Towards a mathematical understanding of supervised learning: What we know and what we don't know
Two of the biggest puzzles in machine learning are: Why is it so successful and why is it quite fragile?
This talk will present a framework for unraveling these puzzles from the perspective of approximating functions in high dimensions. We will discuss what's known and what's not known about the approximation generalization properties of neural network type of hypothesis space as well as the dynamics and generalization properties of the training process. We will also discuss the relative merits of shallow vs. deep neural network models and suggest ways to formulate more robust machine learning models.
This is joint work with Chao Ma, Stephan Wojtowytsch and Lei Wu.
Trainability and accuracy of artificial neural networks
The methods and models of machine learning (ML) are rapidly becoming de facto tools for the analysis and interpretation of large data sets. Complex classification tasks such as speech and image recognition, automatic translation, decision making, etc. that were out of reach a decade ago are now routinely performed by computers with a high degree of reliability using (deep) neural networks.

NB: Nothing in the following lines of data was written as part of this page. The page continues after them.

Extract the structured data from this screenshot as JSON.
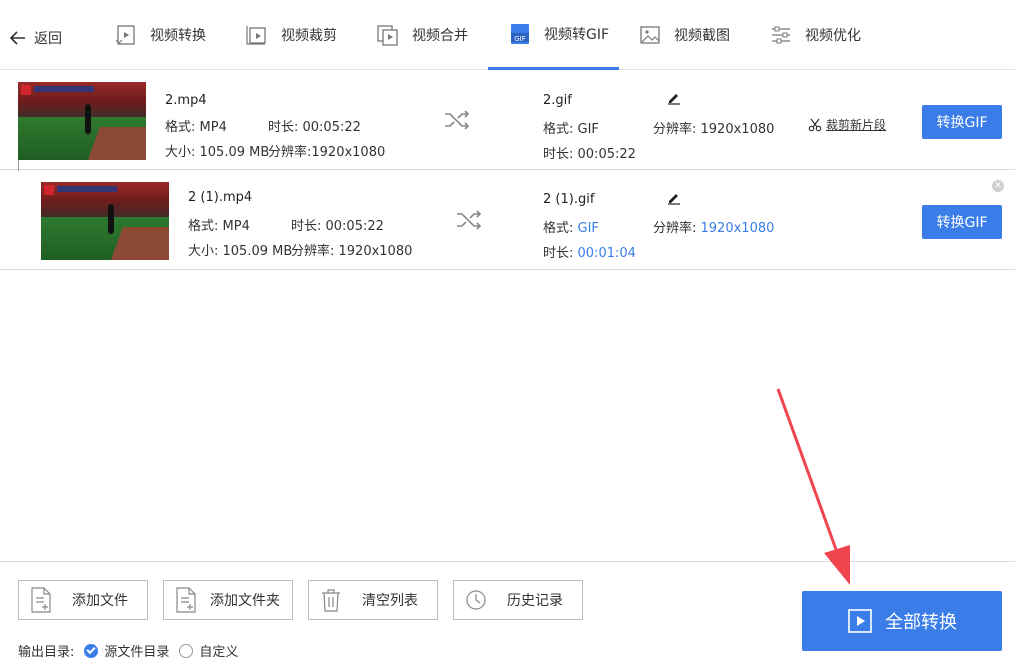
{
  "nav": {
    "back": "返回",
    "tabs": [
      "视频转换",
      "视频裁剪",
      "视频合并",
      "视频转GIF",
      "视频截图",
      "视频优化"
    ],
    "active_index": 3,
    "gif_badge": "GIF"
  },
  "rows": [
    {
      "src_name": "2.mp4",
      "src_format": "格式: MP4",
      "src_duration": "时长: 00:05:22",
      "src_size": "大小: 105.09 MB",
      "src_resolution": "分辨率:1920x1080",
      "out_name": "2.gif",
      "out_format_label": "格式: ",
      "out_format_value": "GIF",
      "out_resolution_label": "分辨率: ",
      "out_resolution_value": "1920x1080",
      "out_duration_label": "时长: ",
      "out_duration_value": "00:05:22",
      "cut_link": "裁剪新片段",
      "convert_label": "转换GIF"
    },
    {
      "src_name": "2 (1).mp4",
      "src_format": "格式: MP4",
      "src_duration": "时长: 00:05:22",
      "src_size": "大小: 105.09 MB",
      "src_resolution": "分辨率: 1920x1080",
      "out_name": "2 (1).gif",
      "out_format_label": "格式: ",
      "out_format_value": "GIF",
      "out_resolution_label": "分辨率: ",
      "out_resolution_value": "1920x1080",
      "out_duration_label": "时长: ",
      "out_duration_value": "00:01:04",
      "convert_label": "转换GIF"
    }
  ],
  "bottom": {
    "add_file": "添加文件",
    "add_folder": "添加文件夹",
    "clear_list": "清空列表",
    "history": "历史记录",
    "output_dir_label": "输出目录:",
    "option_source": "源文件目录",
    "option_custom": "自定义",
    "convert_all": "全部转换"
  },
  "colors": {
    "accent": "#3a7de9",
    "annotation_arrow": "#f0454f"
  }
}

These performances suggest that DNNs may approximate high-dimensional functions with controllably small errors, potentially outperforming standard interpolation methods based e.g. on Galerkin truncation or finite elements that have been the workhorses of scientific computing. In support of this prospect, in this talk I will present results about the trainability and accuracy of neural networks, obtained by mapping the parameters of the network to a system of interacting particles relaxing on a potential determined by the loss function. This mapping can be used to prove a dynamical variant of the universal approximation theorem showing that the optimal neural network representation can be attained by (stochastic) gradient descent, with a approximation error scaling as the inverse of the network size. I will also show how these findings can be used to accelerate the training of networks and optimize their architecture, using e.g nonlocal transport involving birth/death processes in parameter space.